According to Graham's Law of Effusion, the rate of effusion of gas is inversely proportional to the square root of its molar mass. In formula terms, it can be represented as:

• For gas A: \( Rate_A = \frac{1}{\sqrt{M_A}} \)
• For gas B: \( Rate_B = \frac{1}{\sqrt{M_B}} \)
• Ratio of their effusion rates: \( \frac{Rate_A}{Rate_B} = \frac{\sqrt{M_B}}{\sqrt{M_A}} \)

In our given problem, helium (He) and a mixture of carbon monoxide (CO) and carbon dioxide (CO2) are involved. Helium effuses at a known rate, and the task is to compare this with the effusion rate of the mixture.
The formula aids in calculating how much larger or smaller the volume of one gas is compared to the other. This insight is crucial for determining the proportion of each gas in a mixture.

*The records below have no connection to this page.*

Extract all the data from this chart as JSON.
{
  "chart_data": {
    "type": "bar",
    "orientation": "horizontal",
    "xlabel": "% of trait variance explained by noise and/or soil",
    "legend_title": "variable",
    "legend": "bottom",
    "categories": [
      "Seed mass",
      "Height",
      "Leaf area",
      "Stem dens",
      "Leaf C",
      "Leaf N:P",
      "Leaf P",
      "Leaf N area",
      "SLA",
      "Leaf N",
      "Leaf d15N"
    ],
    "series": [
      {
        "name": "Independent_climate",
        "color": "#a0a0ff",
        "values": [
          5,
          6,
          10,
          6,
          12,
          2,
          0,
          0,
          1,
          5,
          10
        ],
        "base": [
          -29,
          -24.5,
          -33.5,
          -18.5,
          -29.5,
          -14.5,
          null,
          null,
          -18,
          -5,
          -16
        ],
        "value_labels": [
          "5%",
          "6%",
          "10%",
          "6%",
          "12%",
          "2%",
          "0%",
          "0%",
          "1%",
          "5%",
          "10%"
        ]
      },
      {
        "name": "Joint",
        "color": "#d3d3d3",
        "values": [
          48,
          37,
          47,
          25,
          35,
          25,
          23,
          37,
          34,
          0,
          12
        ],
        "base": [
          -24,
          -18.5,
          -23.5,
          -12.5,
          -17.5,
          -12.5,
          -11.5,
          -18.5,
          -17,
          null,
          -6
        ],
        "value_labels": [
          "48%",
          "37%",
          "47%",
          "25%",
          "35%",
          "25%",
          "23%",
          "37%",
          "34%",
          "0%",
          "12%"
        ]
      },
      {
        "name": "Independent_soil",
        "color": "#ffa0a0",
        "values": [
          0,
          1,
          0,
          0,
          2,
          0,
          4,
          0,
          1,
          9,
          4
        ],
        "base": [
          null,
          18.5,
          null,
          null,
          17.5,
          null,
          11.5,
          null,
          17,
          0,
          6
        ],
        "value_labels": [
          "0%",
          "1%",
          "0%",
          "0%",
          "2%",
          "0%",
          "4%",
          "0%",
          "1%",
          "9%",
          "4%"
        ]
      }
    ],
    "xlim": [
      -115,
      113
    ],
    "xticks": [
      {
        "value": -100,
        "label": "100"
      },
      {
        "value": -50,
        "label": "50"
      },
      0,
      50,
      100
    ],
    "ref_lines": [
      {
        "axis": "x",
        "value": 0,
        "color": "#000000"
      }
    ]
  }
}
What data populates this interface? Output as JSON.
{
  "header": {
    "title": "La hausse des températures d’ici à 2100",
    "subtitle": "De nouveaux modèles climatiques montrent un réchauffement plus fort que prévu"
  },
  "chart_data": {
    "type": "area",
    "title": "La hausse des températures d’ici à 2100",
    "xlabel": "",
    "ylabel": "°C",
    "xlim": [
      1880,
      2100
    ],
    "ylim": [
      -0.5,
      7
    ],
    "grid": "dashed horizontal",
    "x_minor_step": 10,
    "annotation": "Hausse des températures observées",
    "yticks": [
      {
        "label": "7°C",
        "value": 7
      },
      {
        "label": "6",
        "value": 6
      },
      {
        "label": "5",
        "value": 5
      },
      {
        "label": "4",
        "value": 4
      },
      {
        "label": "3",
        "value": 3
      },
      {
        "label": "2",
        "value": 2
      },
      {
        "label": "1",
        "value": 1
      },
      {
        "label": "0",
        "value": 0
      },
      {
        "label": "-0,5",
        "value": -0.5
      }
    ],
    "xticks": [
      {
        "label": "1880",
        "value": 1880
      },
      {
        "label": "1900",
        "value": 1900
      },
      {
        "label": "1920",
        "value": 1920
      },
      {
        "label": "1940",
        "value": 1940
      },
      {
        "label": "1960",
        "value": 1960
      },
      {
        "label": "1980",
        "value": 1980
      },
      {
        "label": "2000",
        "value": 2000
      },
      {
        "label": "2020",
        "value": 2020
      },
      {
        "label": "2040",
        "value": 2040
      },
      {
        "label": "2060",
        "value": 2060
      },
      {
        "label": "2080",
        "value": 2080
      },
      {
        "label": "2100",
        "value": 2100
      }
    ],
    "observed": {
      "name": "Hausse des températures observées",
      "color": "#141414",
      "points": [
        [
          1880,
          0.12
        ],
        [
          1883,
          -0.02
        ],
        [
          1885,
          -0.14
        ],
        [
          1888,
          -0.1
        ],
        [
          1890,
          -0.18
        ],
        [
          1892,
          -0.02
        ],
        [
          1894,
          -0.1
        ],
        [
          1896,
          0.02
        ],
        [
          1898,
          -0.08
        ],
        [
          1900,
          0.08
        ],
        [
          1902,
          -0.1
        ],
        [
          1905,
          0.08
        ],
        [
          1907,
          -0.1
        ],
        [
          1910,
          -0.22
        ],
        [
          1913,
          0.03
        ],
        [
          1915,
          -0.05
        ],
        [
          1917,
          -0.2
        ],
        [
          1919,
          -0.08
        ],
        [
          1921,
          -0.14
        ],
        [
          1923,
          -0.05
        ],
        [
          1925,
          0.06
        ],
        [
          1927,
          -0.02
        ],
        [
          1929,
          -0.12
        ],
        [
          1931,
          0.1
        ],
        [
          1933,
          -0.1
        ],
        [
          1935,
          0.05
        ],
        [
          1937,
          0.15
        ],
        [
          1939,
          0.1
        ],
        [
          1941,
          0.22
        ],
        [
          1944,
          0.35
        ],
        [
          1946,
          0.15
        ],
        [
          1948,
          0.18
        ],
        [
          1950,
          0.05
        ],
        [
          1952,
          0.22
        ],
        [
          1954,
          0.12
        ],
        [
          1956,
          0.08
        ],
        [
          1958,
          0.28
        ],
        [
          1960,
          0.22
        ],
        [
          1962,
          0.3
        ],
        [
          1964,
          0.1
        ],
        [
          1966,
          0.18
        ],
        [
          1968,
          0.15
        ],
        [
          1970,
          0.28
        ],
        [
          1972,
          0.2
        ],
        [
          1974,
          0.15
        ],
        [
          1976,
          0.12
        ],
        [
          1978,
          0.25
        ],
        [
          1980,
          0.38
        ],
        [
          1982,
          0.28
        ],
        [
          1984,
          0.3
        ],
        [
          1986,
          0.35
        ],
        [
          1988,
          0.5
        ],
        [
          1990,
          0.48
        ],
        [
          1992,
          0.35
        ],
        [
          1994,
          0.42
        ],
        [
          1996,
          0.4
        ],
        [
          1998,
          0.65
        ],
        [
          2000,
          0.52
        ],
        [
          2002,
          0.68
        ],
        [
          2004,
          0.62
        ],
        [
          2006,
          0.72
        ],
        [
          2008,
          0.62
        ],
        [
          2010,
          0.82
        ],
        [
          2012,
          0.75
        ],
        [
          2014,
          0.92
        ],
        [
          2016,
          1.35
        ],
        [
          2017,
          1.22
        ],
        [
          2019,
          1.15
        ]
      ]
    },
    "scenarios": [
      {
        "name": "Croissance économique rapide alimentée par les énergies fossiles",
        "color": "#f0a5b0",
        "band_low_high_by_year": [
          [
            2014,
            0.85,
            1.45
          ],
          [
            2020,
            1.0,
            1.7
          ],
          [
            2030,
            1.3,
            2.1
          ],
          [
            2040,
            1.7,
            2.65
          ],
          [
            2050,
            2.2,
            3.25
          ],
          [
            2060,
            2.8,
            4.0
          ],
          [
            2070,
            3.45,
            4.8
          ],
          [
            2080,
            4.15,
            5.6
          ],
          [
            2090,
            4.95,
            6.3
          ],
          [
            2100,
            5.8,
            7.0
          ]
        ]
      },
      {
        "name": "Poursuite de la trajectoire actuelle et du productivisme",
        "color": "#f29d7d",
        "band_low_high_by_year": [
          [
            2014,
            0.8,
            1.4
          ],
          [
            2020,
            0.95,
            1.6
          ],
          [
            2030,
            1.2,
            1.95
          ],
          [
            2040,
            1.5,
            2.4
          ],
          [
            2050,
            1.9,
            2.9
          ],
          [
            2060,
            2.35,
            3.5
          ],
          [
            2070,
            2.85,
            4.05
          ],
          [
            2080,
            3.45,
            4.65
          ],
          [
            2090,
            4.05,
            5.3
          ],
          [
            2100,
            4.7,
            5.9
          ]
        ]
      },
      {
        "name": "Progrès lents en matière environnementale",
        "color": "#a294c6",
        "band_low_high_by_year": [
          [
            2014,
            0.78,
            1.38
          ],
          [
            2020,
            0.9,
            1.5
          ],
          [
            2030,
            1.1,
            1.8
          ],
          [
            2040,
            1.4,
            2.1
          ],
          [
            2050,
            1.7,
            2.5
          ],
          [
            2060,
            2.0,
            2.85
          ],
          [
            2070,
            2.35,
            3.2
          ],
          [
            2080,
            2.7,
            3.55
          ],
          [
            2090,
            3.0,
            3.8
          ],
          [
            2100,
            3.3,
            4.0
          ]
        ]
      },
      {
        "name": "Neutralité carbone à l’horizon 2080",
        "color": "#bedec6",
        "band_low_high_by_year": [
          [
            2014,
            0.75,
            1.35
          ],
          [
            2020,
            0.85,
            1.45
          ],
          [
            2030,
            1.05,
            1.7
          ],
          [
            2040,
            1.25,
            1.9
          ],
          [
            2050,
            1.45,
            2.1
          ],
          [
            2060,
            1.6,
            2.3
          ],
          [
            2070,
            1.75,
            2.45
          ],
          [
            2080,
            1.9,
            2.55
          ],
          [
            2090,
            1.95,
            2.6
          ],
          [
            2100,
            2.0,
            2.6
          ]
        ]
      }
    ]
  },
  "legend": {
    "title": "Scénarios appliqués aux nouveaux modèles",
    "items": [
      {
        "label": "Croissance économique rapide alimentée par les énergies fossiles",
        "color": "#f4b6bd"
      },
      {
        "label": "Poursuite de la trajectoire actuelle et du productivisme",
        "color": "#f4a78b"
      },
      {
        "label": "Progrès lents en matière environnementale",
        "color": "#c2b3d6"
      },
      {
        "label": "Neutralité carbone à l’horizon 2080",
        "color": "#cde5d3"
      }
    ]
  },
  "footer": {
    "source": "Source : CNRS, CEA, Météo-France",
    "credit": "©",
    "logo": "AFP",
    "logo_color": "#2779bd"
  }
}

Molar mass is a critical component in understanding Graham's Law of Effusion since the rate of effusion is strongly influenced by it. The molar mass of a substance refers to the mass of one mole of its chemical entities (atoms, molecules, etc.), typically expressed in grams per mole (g/mol).
In the context of this exercise, we examine helium, carbon monoxide, and carbon dioxide. Their molar masses are respectively:

• Helium (He): \(4.00\text{ g/mol} \)
• Carbon monoxide (CO): \(28.01\text{ g/mol} \)
• Carbon dioxide (CO2): \(44.01\text{ g/mol} \)

When applying Graham's Law, these values help determine how fast each gas effuses through the small hole. Because helium is much lighter than CO and CO\(_2\), it tends to effuse more quickly.
Understanding molar masses helps set up the equation necessary to solve for the volume percentages of gas mixtures, enabling us to substitute them appropriately into the ratio formula derived from effusion rates.

Volume percent composition is a useful metric to express concentrations of different components in a gas mixture, typically given in percentages. It indicates how much of the total volume each gas occupies in a mixture.
In problems involving effusion and gas mixtures, Graham's Law allows us to determine these percentages by comparing effusion rates and molar masses. An equation can be set up such that:
\[ \frac{1}{\sqrt{M}} = \text{effusion ratio} \]
Given that \(x\) is the volume percent of CO, the remaining percentage \((1-x)\) represents the volume percent of CO2. The formula derived from the effusion rates enables us to solve for \(x\):

• Equation: \( \frac{1}{\sqrt{(x \cdot 28.01) + ((1-x) \cdot 44.01)}} = 2.97 \)

Evaluating this, we find that CO contributes to about 61.6% of the mixture, demonstrating how Graham's Law provides insights into both effusion and the composition of gas mixtures in terms of volume.